The above shot was taken wide open. Only my subject is in focus. The grass in the foreground is blurry and everything in the background is as well.
My shutter speed was plenty high. I had just come from an area of shade, so my ISO was up to 400 and I didn’t change it for this shot. I get lazy changing it sometimes. Don’t be like me. If I had been paying better attention I would have dropped it to 200 and lowered my shutter speed to 1/500 to make up for the change. My camera handles ISO like a dream, though, so sometimes I don’t pay super close attention. Whoopsie.
I try not to shoot so open with food. I’ll catch myself with just a tiny sliver of something in focus and realize that you guys probably would like to see more of the food. I try to stay around f/2.8 for my food shots when I’m using my 50mm. 1.4.
Here’s a good example where not much is in focus. The glaze in the foreground and background is out of focus. Your eye is drawn directly to the middle of the cake where it’s in focus. If I had used a smaller aperture (a bigger number!) more of the cake would have been in focus. If I had used an even smaller number, less of the cake would have been in focus.
In the above shot, I focused on the noodles in the foreground. The fork is blurry and adds a little depth to the image, almost making you feel as if you could reach in and grab it.
Check out these images, all shot from the same distance at varying apertures.
Personally, I love the first image shot at 1.6. That bokeh is so creamy and gorgeous. Your eye is immediately drawn to the first bottle of spices. Everything else is smoothed out and just sort of fades away. The second image isn’t too bad either.
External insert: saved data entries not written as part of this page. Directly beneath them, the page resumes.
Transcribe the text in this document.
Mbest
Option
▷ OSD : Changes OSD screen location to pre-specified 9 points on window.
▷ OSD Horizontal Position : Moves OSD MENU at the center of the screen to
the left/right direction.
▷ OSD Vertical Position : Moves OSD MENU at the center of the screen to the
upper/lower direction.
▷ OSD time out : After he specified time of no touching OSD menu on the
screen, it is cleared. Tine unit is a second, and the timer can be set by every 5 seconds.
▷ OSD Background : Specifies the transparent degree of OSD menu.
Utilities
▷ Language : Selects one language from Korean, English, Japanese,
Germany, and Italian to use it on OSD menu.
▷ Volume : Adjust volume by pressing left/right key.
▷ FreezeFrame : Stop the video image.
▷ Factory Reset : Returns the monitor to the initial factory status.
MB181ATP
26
There is still a nice amount of creaminess to the bokeh and you know that the first bottle is the main focus point, though I do feel like the second bottle is competing for my attention a bit. The third picture? Barf. I hate it. First of all, you can see that my messy table needs to be wiped down. Second of all, where should I look? There is so much going on in that image that my eye doesn’t know where to go. Lots of bottles, my curtains, that chair, and a bunch of junk hanging out behind my table. I bet you didn’t even notice that stuff in the first image, but it’s there. It’s just nicely blurred.
The tricky thing about bokeh is that the amount in focus will change depending on your distance to the subject. Really close? Not much will be in focus. Far away? More is in focus.
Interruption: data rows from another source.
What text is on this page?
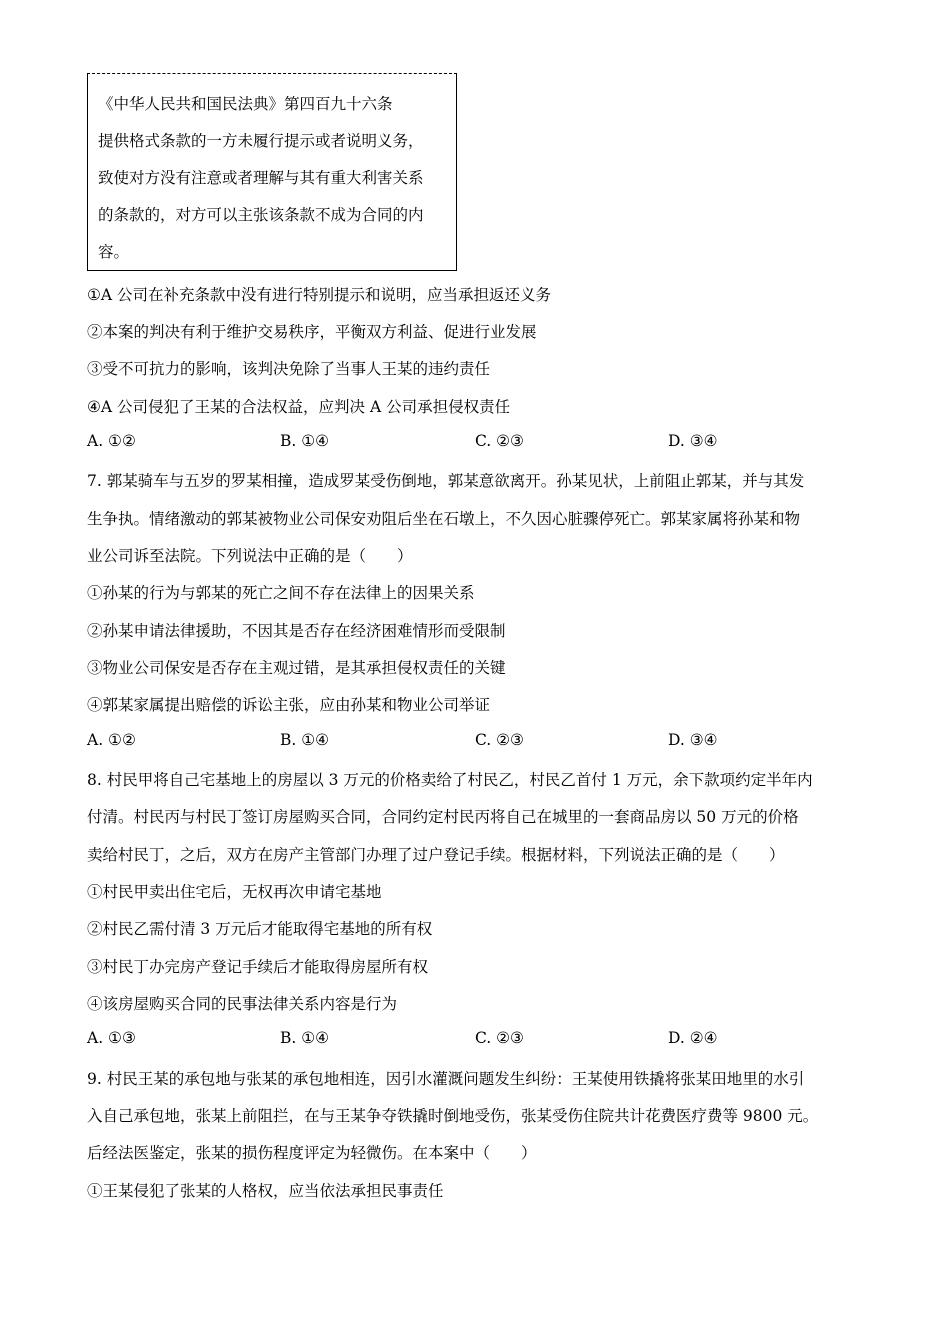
《中华人民共和国民法典》第四百九十六条
提供格式条款的一方未履行提示或者说明义务，
致使对方没有注意或者理解与其有重大利害关系
的条款的，对方可以主张该条款不成为合同的内
容。
①A 公司在补充条款中没有进行特别提示和说明，应当承担返还义务
②本案的判决有利于维护交易秩序，平衡双方利益、促进行业发展
③受不可抗力的影响，该判决免除了当事人王某的违约责任
④A 公司侵犯了王某的合法权益，应判决 A 公司承担侵权责任
A. ①②	B. ①④	C. ②③	D. ③④
7. 郭某骑车与五岁的罗某相撞，造成罗某受伤倒地，郭某意欲离开。孙某见状，上前阻止郭某，并与其发
生争执。情绪激动的郭某被物业公司保安劝阻后坐在石墩上，不久因心脏骤停死亡。郭某家属将孙某和物
业公司诉至法院。下列说法中正确的是（　　）
①孙某的行为与郭某的死亡之间不存在法律上的因果关系
②孙某申请法律援助，不因其是否存在经济困难情形而受限制
③物业公司保安是否存在主观过错，是其承担侵权责任的关键
④郭某家属提出赔偿的诉讼主张，应由孙某和物业公司举证
A. ①②	B. ①④	C. ②③	D. ③④
8. 村民甲将自己宅基地上的房屋以 3 万元的价格卖给了村民乙，村民乙首付 1 万元，余下款项约定半年内
付清。村民丙与村民丁签订房屋购买合同，合同约定村民丙将自己在城里的一套商品房以 50 万元的价格
卖给村民丁，之后，双方在房产主管部门办理了过户登记手续。根据材料，下列说法正确的是（　　）
①村民甲卖出住宅后，无权再次申请宅基地
②村民乙需付清 3 万元后才能取得宅基地的所有权
③村民丁办完房产登记手续后才能取得房屋所有权
④该房屋购买合同的民事法律关系内容是行为
A. ①③	B. ①④	C. ②③	D. ②④
9. 村民王某的承包地与张某的承包地相连，因引水灌溉问题发生纠纷：王某使用铁撬将张某田地里的水引
入自己承包地，张某上前阻拦，在与王某争夺铁撬时倒地受伤，张某受伤住院共计花费医疗费等 9800 元。
后经法医鉴定，张某的损伤程度评定为轻微伤。在本案中（　　）
①王某侵犯了张某的人格权，应当依法承担民事责任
So, I could shoot something at f4 up close and if I stepped back a couple of feet, I might get the same results by shooting at f2. There are online depth of field calculators that you can use to figure all of this out, but I don’t. Like I said earlier in the series, I’m not math-y. I hate math and I don’t want to hate photography, so I just wing it. With lots of practice, you can figure out what works and what doesn’t. But, if you like math and are good at memorizing things, check out the depth of field calculator.
Whew. I just confused y’all, right?
Aperture = Smaller number, less in focus (small depth of field), but more light is let into the camera. Larger number, more in focus (large depth of field) but less light is let into the camera.
If you can digest that, you’ll slowly begin to figure out how much distance plays a part. Practice by taking a photo of something up close at f/3.5. Take a step or to back and take the photo again without changing your settings. Can you tell a difference? How about if you step back 10 or so feet? I bet a lot more is in focus now!
Your homework this week? Play around with different apertures to affect the bokeh in an image. Adjust your shutter speed and ISO as needed (you might try doing this outside in the shade for optimal light, so you don’t need to crank your ISO too high) to change up your aperture. Find a flower (if you’re lucky enough to live where it’s warm enough for that sort of thing) or a mailbox or a cute kid that doesn’t wiggle much and just start playing with different apertures.
Still not confident in manual (and that’s okay! Manual is tricky and will take some time!)? Put your camera into A or Aperture Priority mode and let it choose your shutter speed and ISO. You’ll just adjust the aperture. Try to figure out what works for you! I bet you’ll fall in love with bokeh too!